As many of you know, Aaron and Henry’s campaign chose to build their platform by accepting submissions from the student body.  Sadly, Sherman Ave has neither the initiative nor the fuck-giving to actually make submissions to this platform.  So instead, we’re providing you with a list of what we assume were the five best platform issues that Aaron and Henry didn’t integrate into their campaign.

Orrrrr.... stress relief Pitbull!

Orrrrr…. stress relief Pitbull!

1.  Stress relief pit bulls

Okay, so we all remember how that whole “stress relief puppy” thing happened last quarter, and everyone was flipping dicks because ERMAHGERD PERPERSSSS (clarification: that translates to “Oh my god, puppies!” and not “Oh my god, porpoise!”)  But what about pit bulls?  They’re really cute and adorable, but they have the added benefit of maybe attacking you and making you ineligible to take your finals.  Why use the “dog ate my homework” excuse when you can use the “pit bull devoured my clavicle” one?

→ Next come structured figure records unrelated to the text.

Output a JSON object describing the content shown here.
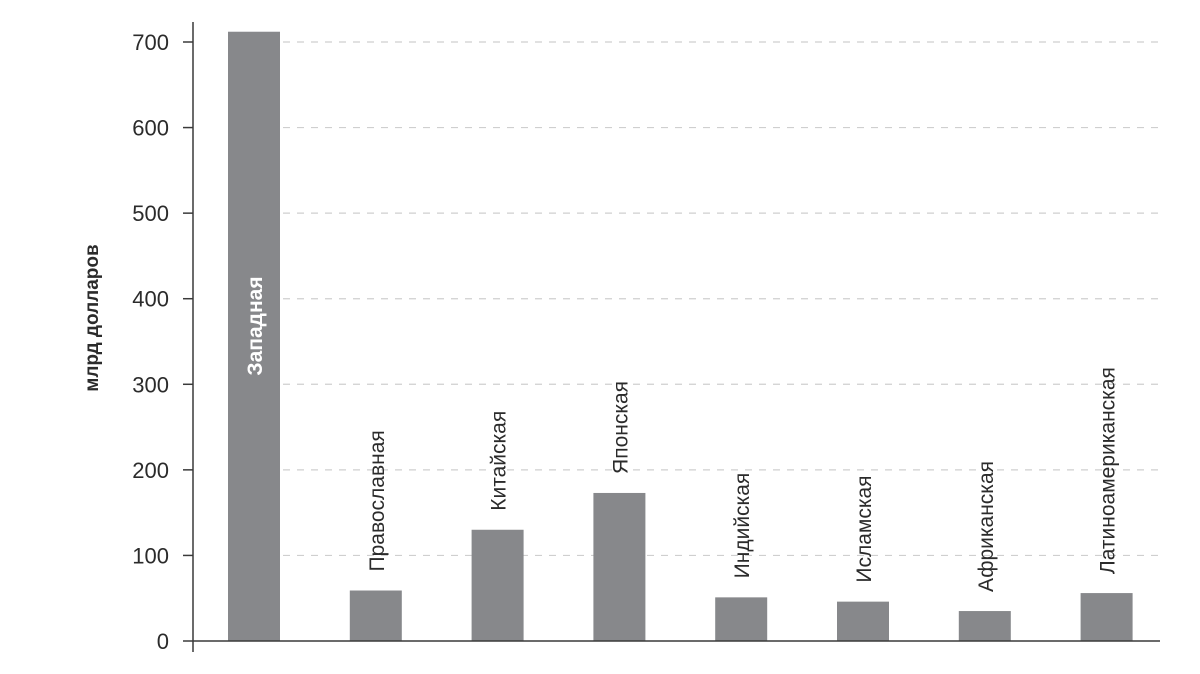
{
  "chart_data": {
    "type": "bar",
    "title": "",
    "xlabel": "",
    "ylabel": "млрд долларов",
    "ylim": [
      0,
      700
    ],
    "yticks": [
      0,
      100,
      200,
      300,
      400,
      500,
      600,
      700
    ],
    "grid": "horizontal-dashed",
    "categories": [
      "Западная",
      "Православная",
      "Китайская",
      "Японская",
      "Индийская",
      "Исламская",
      "Африканская",
      "Латиноамериканская"
    ],
    "values": [
      712,
      59,
      130,
      173,
      51,
      46,
      35,
      56
    ],
    "colors": {
      "bar": "#87888b",
      "axis": "#3a3a3a",
      "grid": "#cfcfcf",
      "text": "#2b2b2b"
    }
  }
}
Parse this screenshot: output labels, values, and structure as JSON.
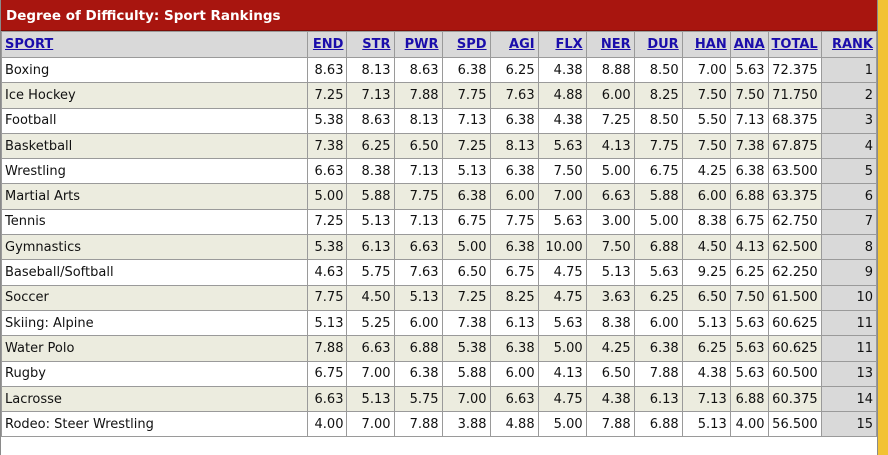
{
  "title": "Degree of Difficulty: Sport Rankings",
  "columns": [
    "SPORT",
    "END",
    "STR",
    "PWR",
    "SPD",
    "AGI",
    "FLX",
    "NER",
    "DUR",
    "HAN",
    "ANA",
    "TOTAL",
    "RANK"
  ],
  "rows": [
    [
      "Boxing",
      "8.63",
      "8.13",
      "8.63",
      "6.38",
      "6.25",
      "4.38",
      "8.88",
      "8.50",
      "7.00",
      "5.63",
      "72.375",
      "1"
    ],
    [
      "Ice Hockey",
      "7.25",
      "7.13",
      "7.88",
      "7.75",
      "7.63",
      "4.88",
      "6.00",
      "8.25",
      "7.50",
      "7.50",
      "71.750",
      "2"
    ],
    [
      "Football",
      "5.38",
      "8.63",
      "8.13",
      "7.13",
      "6.38",
      "4.38",
      "7.25",
      "8.50",
      "5.50",
      "7.13",
      "68.375",
      "3"
    ],
    [
      "Basketball",
      "7.38",
      "6.25",
      "6.50",
      "7.25",
      "8.13",
      "5.63",
      "4.13",
      "7.75",
      "7.50",
      "7.38",
      "67.875",
      "4"
    ],
    [
      "Wrestling",
      "6.63",
      "8.38",
      "7.13",
      "5.13",
      "6.38",
      "7.50",
      "5.00",
      "6.75",
      "4.25",
      "6.38",
      "63.500",
      "5"
    ],
    [
      "Martial Arts",
      "5.00",
      "5.88",
      "7.75",
      "6.38",
      "6.00",
      "7.00",
      "6.63",
      "5.88",
      "6.00",
      "6.88",
      "63.375",
      "6"
    ],
    [
      "Tennis",
      "7.25",
      "5.13",
      "7.13",
      "6.75",
      "7.75",
      "5.63",
      "3.00",
      "5.00",
      "8.38",
      "6.75",
      "62.750",
      "7"
    ],
    [
      "Gymnastics",
      "5.38",
      "6.13",
      "6.63",
      "5.00",
      "6.38",
      "10.00",
      "7.50",
      "6.88",
      "4.50",
      "4.13",
      "62.500",
      "8"
    ],
    [
      "Baseball/Softball",
      "4.63",
      "5.75",
      "7.63",
      "6.50",
      "6.75",
      "4.75",
      "5.13",
      "5.63",
      "9.25",
      "6.25",
      "62.250",
      "9"
    ],
    [
      "Soccer",
      "7.75",
      "4.50",
      "5.13",
      "7.25",
      "8.25",
      "4.75",
      "3.63",
      "6.25",
      "6.50",
      "7.50",
      "61.500",
      "10"
    ],
    [
      "Skiing: Alpine",
      "5.13",
      "5.25",
      "6.00",
      "7.38",
      "6.13",
      "5.63",
      "8.38",
      "6.00",
      "5.13",
      "5.63",
      "60.625",
      "11"
    ],
    [
      "Water Polo",
      "7.88",
      "6.63",
      "6.88",
      "5.38",
      "6.38",
      "5.00",
      "4.25",
      "6.38",
      "6.25",
      "5.63",
      "60.625",
      "11"
    ],
    [
      "Rugby",
      "6.75",
      "7.00",
      "6.38",
      "5.88",
      "6.00",
      "4.13",
      "6.50",
      "7.88",
      "4.38",
      "5.63",
      "60.500",
      "13"
    ],
    [
      "Lacrosse",
      "6.63",
      "5.13",
      "5.75",
      "7.00",
      "6.63",
      "4.75",
      "4.38",
      "6.13",
      "7.13",
      "6.88",
      "60.375",
      "14"
    ],
    [
      "Rodeo: Steer Wrestling",
      "4.00",
      "7.00",
      "7.88",
      "3.88",
      "4.88",
      "5.00",
      "7.88",
      "6.88",
      "5.13",
      "4.00",
      "56.500",
      "15"
    ]
  ]
}
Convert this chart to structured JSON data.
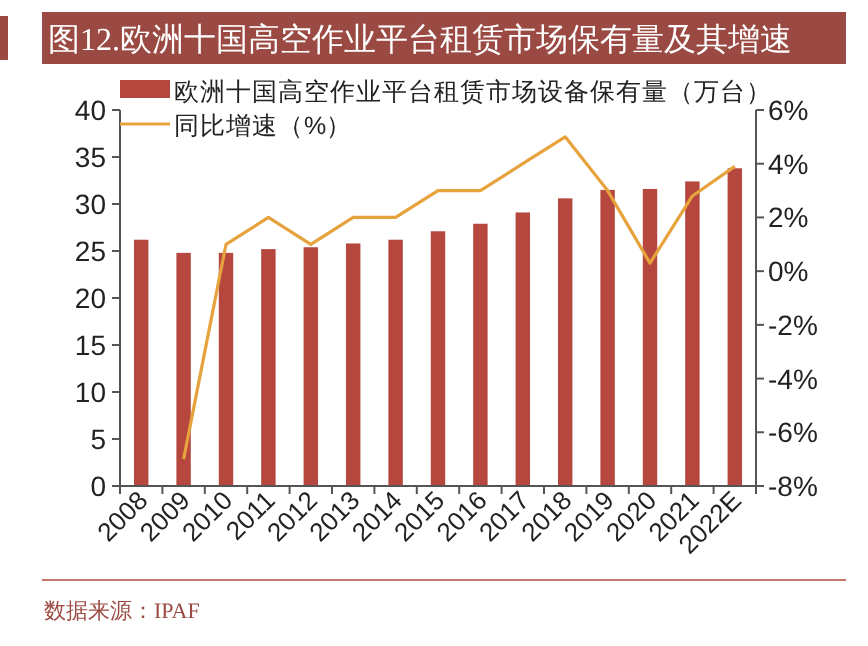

2.  Wi-fi on Lake Michigan

We’ve all been there.  3am on a frigid February morning, belligerently skinny-dipping in Lake Michigan, thinking to ourselves: Did that girl accept my friend request?  What’s today’s best LivingSocial deal?  Do I have any new LinkedIn connections?  Well, thanks to OBAMA’S AMERICA, we don’t have wi-fi 200 feet out into Lake Michigan, so we’ll never know.  Yet, Aaron and Henry APPARENTLY don’t think this is important enough of an issue to rectify.  I guess we’ll have to walk our frozen, non-protrusive bodies over to somewhere on campus to check, like Core.  OH WAIT THERE’S NOT WI-FI THERE EITHER.

3.  Give student groups more funding exclusively for flyers, posters, and chalk

Remember last year, when you couldn’t walk anywhere on campus with seeing ASG chalk literally molesting you in the eyeballs?  Oh, you do?  Funny, I don’t remember it.  Maybe because the chalk-induced stress forced me to take the quarter off so I could go travel the world and take out my chalk-induced anger on baby animals.

4.  Schedule Northwestern Quidditch matches at Ryan Field

Perhaps these two looked into the costs of retrofitting Ryan Field with big hoops atop tall poles and decided it was too expensive.  Or perhaps they just thought Ryan Field would be too large of a venue for Ron and Hermione to run around in order to light Nebraska fans on fire while they try to push their witchcraft on Jeff Budzien. (Spoiler alert: They didn’t make it in time, for that exact reason.)

5.  Put a pipe organ in every dorm

For years, residential halls and colleges have fought long and hard to get a piano in their common rooms, primarily so that they can say they like to “tickle the ivories” and divert people from immediately assuming clitoral stimulation.  If we’re going to get a piano in every dorm, then why not get a pipe organ in every dorm?  That one creepy music major could play the entirety of JS Bach’s “Prelude and Fugue in C Minor” to add to the ambience of sub-par food, paper-thin walls, and semen-clogged shower drains.